The current debates in Washington over the future of NASA's human-spaceflight enterprise and the increasingly loud cries for deep budget cuts from deficit hawks in Congress have left NASA and the corps "without a clear definition of what we should be doing," says Whitson. "We're an action-oriented group. We like to take something and pound the details out to make it work. The times when we don't have a clear direction are the most difficult times. And it's an unclear time right now."

NASA has been preparing for the end of the shuttle program and a downsized astronaut corps since January 2004, nearly a year after the Columbia disaster, when the orbiter broke up on reentry, killing its seven-member crew. At the time, President George W. Bush unveiled his vision for space exploration. It called for terminating the shuttle program in 2010, an end to US involvement in the ISS in 2015, and the development of two rockets, one of which could deliver a crew of four to low-Earth orbit by 2014.

To bridge the gap between the shuttle program's end and the first launch of the next generation of rockets, dubbed Ares 1, NASA bought seats on Russia's Soyuz craft to deliver US crews to the space station. The plan also envisioned US boots on the moon once again by 2020.

Now that day, if it comes at all, has been pushed still further into the future under President Obama's controversial effort to establish a US space program that is financially "sustainable." Astronauts will ride to space on Russian capsules longer than President Bush had envisioned.

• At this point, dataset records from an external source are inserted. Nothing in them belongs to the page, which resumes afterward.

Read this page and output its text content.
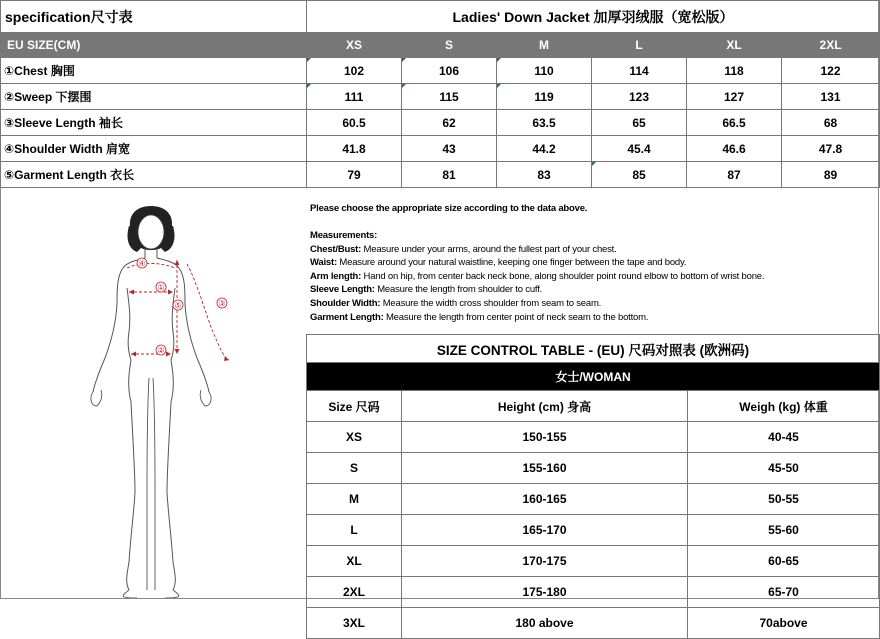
specification尺寸表	Ladies' Down Jacket 加厚羽绒服（宽松版）					
EU SIZE(CM)	XS	S	M	L	XL	2XL
①Chest 胸围	102	106	110	114	118	122
②Sweep 下摆围	111	115	119	123	127	131
③Sleeve Length 袖长	60.5	62	63.5	65	66.5	68
④Shoulder Width 肩宽	41.8	43	44.2	45.4	46.6	47.8
⑤Garment Length 衣长	79	81	83	85	87	89
④
①
⑤	③
②
Please choose the appropriate size according to the data above.
Measurements:
Chest/Bust: Measure under your arms, around the fullest part of your chest.
Waist: Measure around your natural waistline, keeping one finger between the tape and body.
Arm length: Hand on hip, from center back neck bone, along shoulder point round elbow to bottom of wrist bone.
Sleeve Length: Measure the length from shoulder to cuff.
Shoulder Width: Measure the width cross shoulder from seam to seam.
Garment Length: Measure the length from center point of neck seam to the bottom.
SIZE CONTROL TABLE - (EU) 尺码对照表 (欧洲码)		
女士/WOMAN		
Size 尺码	Height (cm) 身高	Weigh (kg) 体重
XS	150-155	40-45
S	155-160	45-50
M	160-165	50-55
L	165-170	55-60
XL	170-175	60-65
2XL	175-180	65-70
3XL	180 above	70above
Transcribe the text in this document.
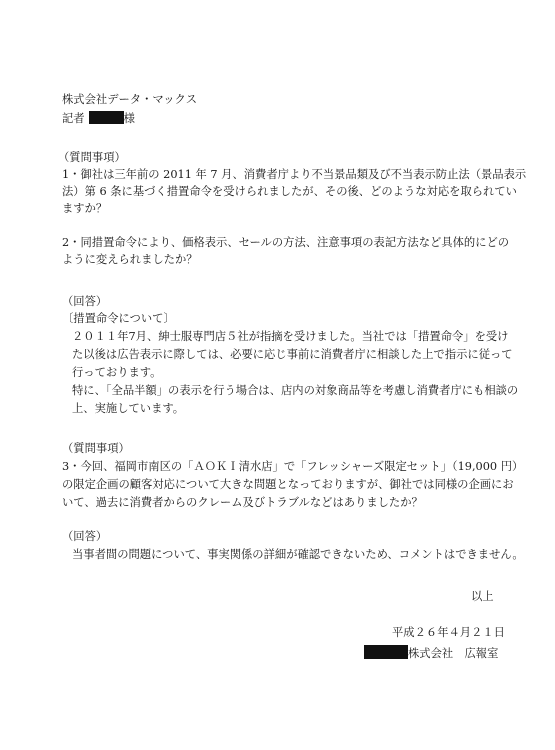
株式会社データ・マックス
記者	様
（質問事項）
1・御社は三年前の 2011 年 7 月、消費者庁より不当景品類及び不当表示防止法（景品表示
法）第 6 条に基づく措置命令を受けられましたが、その後、どのような対応を取られてい
ますか？
2・同措置命令により、価格表示、セールの方法、注意事項の表記方法など具体的にどの
ように変えられましたか？
（回答）
〔措置命令について〕
２０１１年7月、紳士服専門店５社が指摘を受けました。当社では「措置命令」を受け
た以後は広告表示に際しては、必要に応じ事前に消費者庁に相談した上で指示に従って
行っております。
特に、「全品半額」の表示を行う場合は、店内の対象商品等を考慮し消費者庁にも相談の
上、実施しています。
（質問事項）
3・今回、福岡市南区の「ＡＯＫＩ清水店」で「フレッシャーズ限定セット」（19,000 円）
の限定企画の顧客対応について大きな問題となっておりますが、御社では同様の企画にお
いて、過去に消費者からのクレーム及びトラブルなどはありましたか？
（回答）
当事者間の問題について、事実関係の詳細が確認できないため、コメントはできません。
以上
平成２６年４月２１日
株式会社　広報室
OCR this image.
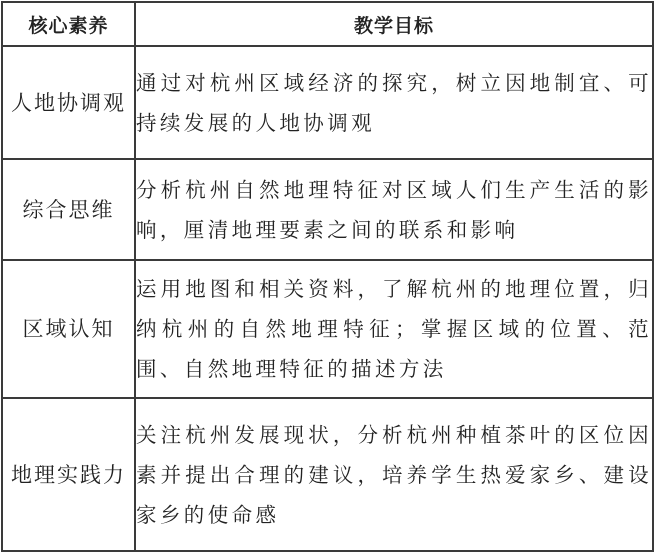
核心素养	教学目标
人地协调观	通过对杭州区域经济的探究，树立因地制宜、可持续发展的人地协调观
综合思维	分析杭州自然地理特征对区域人们生产生活的影响，厘清地理要素之间的联系和影响
区域认知	运用地图和相关资料，了解杭州的地理位置，归纳杭州的自然地理特征；掌握区域的位置、范围、自然地理特征的描述方法
地理实践力	关注杭州发展现状，分析杭州种植茶叶的区位因素并提出合理的建议，培养学生热爱家乡、建设家乡的使命感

The United States will remain part of the space-station partnership at least through 2020. And the agency aims to build a single rocket before the decade is out that can make the trip to the space station as well as send astronauts to more distant destinations after 2020 – an asteroid, the moon, and eventually Mars. Even then, explorer-astronauts for those types of trips would likely be far fewer in number than even a space-station-only corps.

In short, astronauts will be seeing far fewer mug shots on Tim's wall. From a peak of more than 100 active astronauts in 2000, the number now stands at 65. The astronaut candidate class of 1996, which included Whitson as well as the current shuttle mission's commander, Mark Kelly, saw 35 people competing to make the corps, in addition to 11 would-be space farers from other nations partnering with the US on the space station. In 2009, the agency accepted just nine men and women (out of 3,500 applicants) for the two-year astronaut basic training program.